With new Federal Reserve Board members onboarding, the US is likely entering a period of a dove-ish approach to monetary policy and lower interest rates. Declining mortgage rates will likely lead to an increase in rate-refinances for mortgages. Predicting mortgage refinance rates will have important implications for the multi-trillion MBS market.
I calibrated the model with monthly single-family loan-level data originated during or slightly before 2014 Q1. I pick this period because it was one of the most recent vintages to experience several periods of declining mortgage interest rates. In addition, it offers the ability to examine several years of mortgage performance previous to the extraordinary economic environment during the COVID crisis. The model features both static variables known at origination and dynamic variables which change monthly. Table 1 shows the dynamic variables.

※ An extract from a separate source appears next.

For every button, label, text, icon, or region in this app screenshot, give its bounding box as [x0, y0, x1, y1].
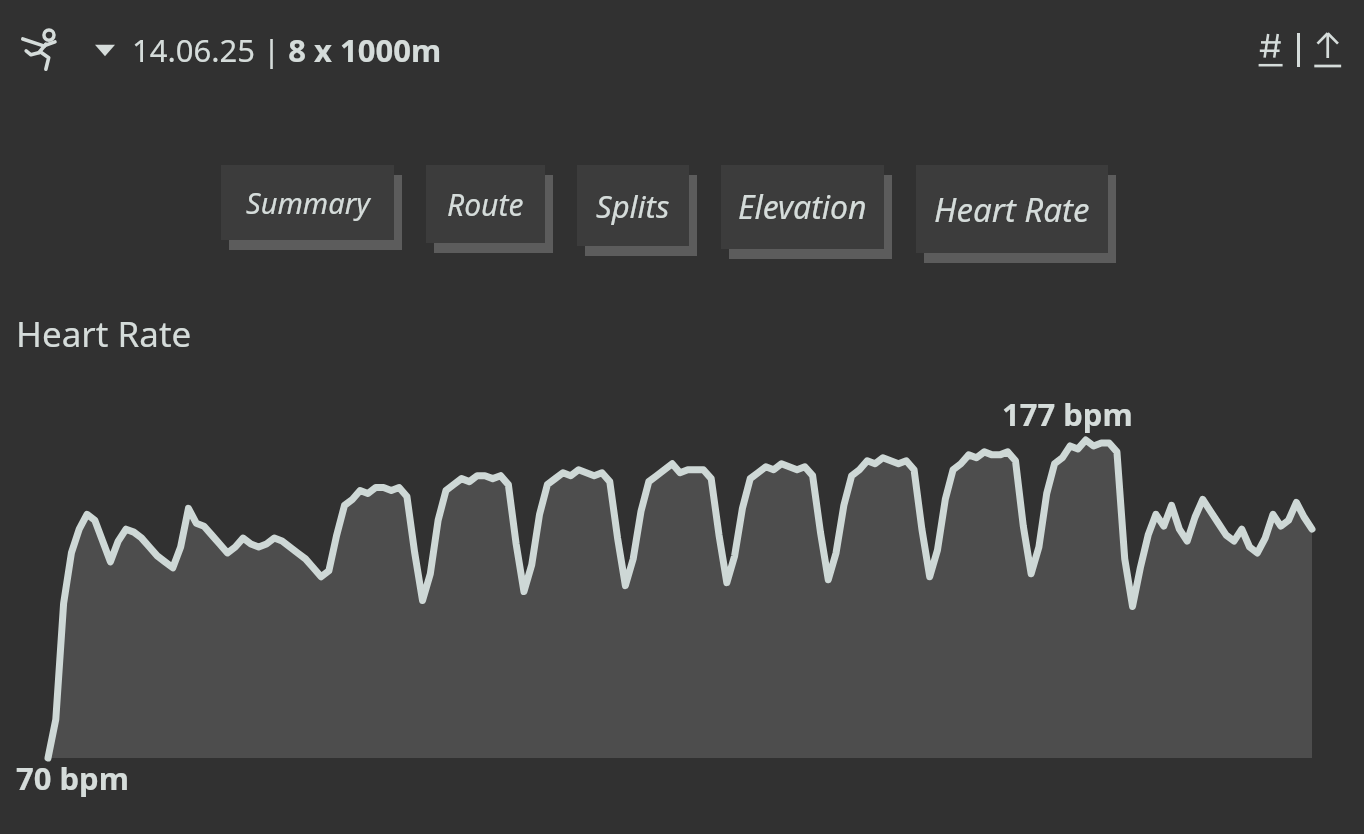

| Variable Name | Description |
|---|---|
| Refi Benefit Now | The magnitude of the financial benefit from refinancing, expressed as the Net Present Value (NPV) assuming the loan term stays the same and there are no transaction costs. I use the lowest mortgage interest rate in the last three months to calculate the NPV. |
| Refi Benefit Past | There is a phenomenon known as 'woodheaded borrowers' in mortgage finance (See Deng and Quigley, 2004). Such borrowers have not refinanced in the past when it would have been financially beneficial. When borrowers have missed opportunities in the past, they are more likely to do so in the future. This variable is NPV from refinancing in the period before the last three months, using the lowest interest rate observed since five months after origination. |
| HPI Growth | When the collateral appreciates in value, it becomes easier to refinance (See Mattey and Wallace, 2001). This variable measures the magnitude of home price appreciation for the area (MSA where available, otherwise state) using the FHFA home price index. |
Below are the static variables.
| Variable Name | Description |
|---|---|
| Loan Age | Months since loan origination |
| OLTV | Loan-to-value ratio at origination |
| CSCORE_MAX | The maximum of the borrower and, where applicable, co-borrower credit score |
| coop_condo_dummy | An indicator variable for whether the collateral is a coop or cooperative unit |
| SATO | Spread at time of origination, the difference between the average mortgage rate and the loan's contract rate. High SATOs often are a sign of borrowers who are relatively uneducated about mortgage markets, inattentive to financial decision-making, or have some other characteristic which makes them a less appealing borrower |
I use XGBoost, with a grid search to find optimal hyperparameters.
Below is the ROC curve for in-sample results. This measures the explanatory power of the model for a particular loan-month observation.
An alternative performance measure is how well the model predicts portfolio-level prepayment. Below is a comparison of the true and fitted cumulative prepayment rate for the entire sample. In order to predict prepayment, I create a data set with observations for each loan for each month of the sample, regardless of whether the loan actually prepays or not.
Note that in order to focus on the prepayment fit, rather than the quality of interest rate and home price forecasts, this analysis assumes perfect foresight of interest rates and home price appreciation. In practice, one would need to use forecasted values and model performance would likely deteriorate.
I test the model out-of-sample performance with a recent sample of loans originated during or slightly before 2023Q1. I picked these loans there has been sufficient time for prepayment to occur. In addition, mortgage interest rates climbed from their historic COVID-crisis lows by that time, meaning this vintage is likely to exhibit some future rate-driven prepayment.
Below are loan-level ROC curves and sample-level prepayment forecasts for this sample.
I plan on reducing repetition in the code by creating generic functions for tasks that appear in more than one program.
When I have access to computing power larger than my laptop, I will increase the estimation and validation samples. I all also look at the performance of the model by subsets, such as FICO/LTV buckets and different magnitude of the prepayment option values.
As a smaller refinement, I could interpolate home price appreciation rather than use the quarterly values for each month.
load_clean_transform: Loads the raw loan-month level observations, cleans them and constructs the key variables for the estimation set.
make_pred_df: Makes data set with all potential loan-month observations. Used for in-sample cumulative prepayment prediction.
data_explore: Makes various descriptive statistics
estimate_models_no_weights:Estimates xgboost model with cross-validation.
test_data: Like load_clean_transform, but for the out-of-sample validation
make_pred_df_oos: Like make_pred_df, but for the out-of-sample validation
oos_validate_v2: Calculates ROC curves and actual and forecasted cumulative prepayment for the out-of-sample validation.
estimate models: Estimates xgboost model with cross-validation and upweights the rare prepayment events. The weighted version grossly overestimates prepayment, and this version of the model is not used.